南仁樹の代表曲の一つに『哀愁の小夜曲』があります。現在の韓国における大衆歌謡の定型的な曲とされ、今日でも懐メロとして歌い継がれているようです。

古賀政男作曲の『 酒は涙か溜息か』(日本コロムビア発売、オリジナル歌唱=藤山一郎、朝鮮語歌唱=蔡奎燁)とよく似た、ギターの爪弾きを入れたエレジー歌謡です。オーケー専属だった朴是春が作曲し、同社で売り出し中の歌手であった南仁樹の歌唱により、昭和13年にテイチク系列のオーケーレコードから発売されました。

「私が影響を受けたのは古賀政男さんです。古賀メロディが韓国にはいってきて、当時の青年のあいだにギターを流行させた。私の処女作『哀愁のセレナーデ』(原文ママ)は、ギターの爪弾きを入れたところが、『酒は涙か溜息か』のように多くの人たちの心を揺さぶる一つの要素になったのだと思います」(森彰英『演歌の海峡』昭和56年3月、39頁より引用)と、朴是春は当時を振り返っています。

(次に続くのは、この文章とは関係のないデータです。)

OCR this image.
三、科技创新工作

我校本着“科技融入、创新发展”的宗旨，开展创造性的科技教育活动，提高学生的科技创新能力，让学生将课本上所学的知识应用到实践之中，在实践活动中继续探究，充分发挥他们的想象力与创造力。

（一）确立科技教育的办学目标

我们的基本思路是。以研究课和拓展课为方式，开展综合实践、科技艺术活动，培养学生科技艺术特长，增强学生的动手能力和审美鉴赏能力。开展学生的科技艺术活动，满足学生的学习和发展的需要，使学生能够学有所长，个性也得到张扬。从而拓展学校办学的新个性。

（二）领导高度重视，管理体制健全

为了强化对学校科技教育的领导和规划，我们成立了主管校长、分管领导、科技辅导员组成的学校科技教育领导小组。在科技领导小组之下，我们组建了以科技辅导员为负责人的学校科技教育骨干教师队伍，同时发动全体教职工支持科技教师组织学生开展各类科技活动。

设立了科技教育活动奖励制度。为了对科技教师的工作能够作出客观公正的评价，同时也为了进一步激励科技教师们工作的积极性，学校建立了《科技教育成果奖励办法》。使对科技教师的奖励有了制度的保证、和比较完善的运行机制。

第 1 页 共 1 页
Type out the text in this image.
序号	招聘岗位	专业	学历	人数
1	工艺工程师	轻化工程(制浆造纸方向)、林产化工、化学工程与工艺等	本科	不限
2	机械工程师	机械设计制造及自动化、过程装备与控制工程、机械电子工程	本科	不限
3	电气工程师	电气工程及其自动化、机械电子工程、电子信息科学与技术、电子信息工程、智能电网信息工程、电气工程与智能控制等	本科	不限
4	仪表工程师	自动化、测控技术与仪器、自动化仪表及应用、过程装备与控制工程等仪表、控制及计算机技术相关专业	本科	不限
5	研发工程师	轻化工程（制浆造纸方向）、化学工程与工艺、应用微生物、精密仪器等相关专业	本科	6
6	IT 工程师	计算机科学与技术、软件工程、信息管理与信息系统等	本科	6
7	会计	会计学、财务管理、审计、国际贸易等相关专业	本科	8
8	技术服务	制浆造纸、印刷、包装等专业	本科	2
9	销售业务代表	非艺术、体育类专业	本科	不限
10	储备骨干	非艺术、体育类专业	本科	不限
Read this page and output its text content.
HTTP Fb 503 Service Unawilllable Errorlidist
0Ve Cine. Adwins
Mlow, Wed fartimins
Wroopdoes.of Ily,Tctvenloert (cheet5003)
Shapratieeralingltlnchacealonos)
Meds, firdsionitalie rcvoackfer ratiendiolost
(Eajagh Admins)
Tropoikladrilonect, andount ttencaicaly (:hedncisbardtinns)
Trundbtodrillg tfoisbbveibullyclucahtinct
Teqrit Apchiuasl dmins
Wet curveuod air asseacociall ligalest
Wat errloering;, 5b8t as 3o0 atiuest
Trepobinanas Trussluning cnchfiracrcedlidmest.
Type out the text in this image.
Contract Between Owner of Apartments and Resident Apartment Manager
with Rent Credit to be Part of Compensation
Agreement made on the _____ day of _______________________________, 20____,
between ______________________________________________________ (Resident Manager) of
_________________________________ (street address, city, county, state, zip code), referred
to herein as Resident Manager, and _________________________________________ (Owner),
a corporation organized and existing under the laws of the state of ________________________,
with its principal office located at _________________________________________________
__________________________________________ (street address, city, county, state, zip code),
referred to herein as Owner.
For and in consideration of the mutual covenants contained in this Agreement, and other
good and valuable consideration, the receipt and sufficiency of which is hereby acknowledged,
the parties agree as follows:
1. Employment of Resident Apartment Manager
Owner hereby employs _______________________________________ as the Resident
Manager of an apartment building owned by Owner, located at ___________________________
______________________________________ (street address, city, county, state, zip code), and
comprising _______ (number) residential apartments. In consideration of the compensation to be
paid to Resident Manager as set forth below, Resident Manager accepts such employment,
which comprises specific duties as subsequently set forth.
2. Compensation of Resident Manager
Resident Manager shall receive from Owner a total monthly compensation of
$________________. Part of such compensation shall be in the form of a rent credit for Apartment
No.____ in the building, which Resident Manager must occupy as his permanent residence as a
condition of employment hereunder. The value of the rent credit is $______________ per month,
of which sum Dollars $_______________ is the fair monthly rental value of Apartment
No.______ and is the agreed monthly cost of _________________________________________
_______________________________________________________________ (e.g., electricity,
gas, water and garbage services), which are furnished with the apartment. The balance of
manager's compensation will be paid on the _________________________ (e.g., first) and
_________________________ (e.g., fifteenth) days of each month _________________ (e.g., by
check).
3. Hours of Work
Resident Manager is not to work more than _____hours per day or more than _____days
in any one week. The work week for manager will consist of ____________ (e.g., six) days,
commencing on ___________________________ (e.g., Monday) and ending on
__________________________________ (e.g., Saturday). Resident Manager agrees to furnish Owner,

さて、写真は筆者所蔵の同曲レコードですが、レーベルでは日本語の「の」に相当する文字が、「以」の漢字になっています。曲のカテゴリーは「流行歌」とあります。

もともと盤質が悪い上に、盤面のスレも多いこの『哀愁以小夜曲』盤をプレーヤーで再生してみると、まるで嵐の中から歌声が聴こえてくるようでしたが、幸い針飛びもなく、最後までちゃんと聴くことができました。

のちに南仁樹がオーケーで吹き込んだ『 釜山港』や『 西敀浦七十里』(ともに別項で紹介)と比べると、南の声がやや若いのと、比較的あっさりした歌い方だなぁという印象でした。

レーベルのタイプや盤質から判断して、昭和13年の発売当時の盤ではなく、昭和15年以降の時期に再プレスした盤ではないかと思われます。ちなみに、裏面の曲は女性歌手の張世貞の流行歌です。

レコードは発売当時、凄まじい売れ行きであったといい、売り切れになったレコードを求めるため、レコード会社の旅館には、全鮮からレコード商が寝泊まりして待ったといわれているそうです(朴燦鎬『韓国歌謡史1895-1945』昭和62年9月、224頁)。

この曲の作詞者は李扶風という人です。李は、日本の敗戦後に韓国で朴是春(作・編曲)、南仁樹(歌)と組み、『가거라三八線』(「去れ三八線」/コリアレコード)を1947年にリリースしています。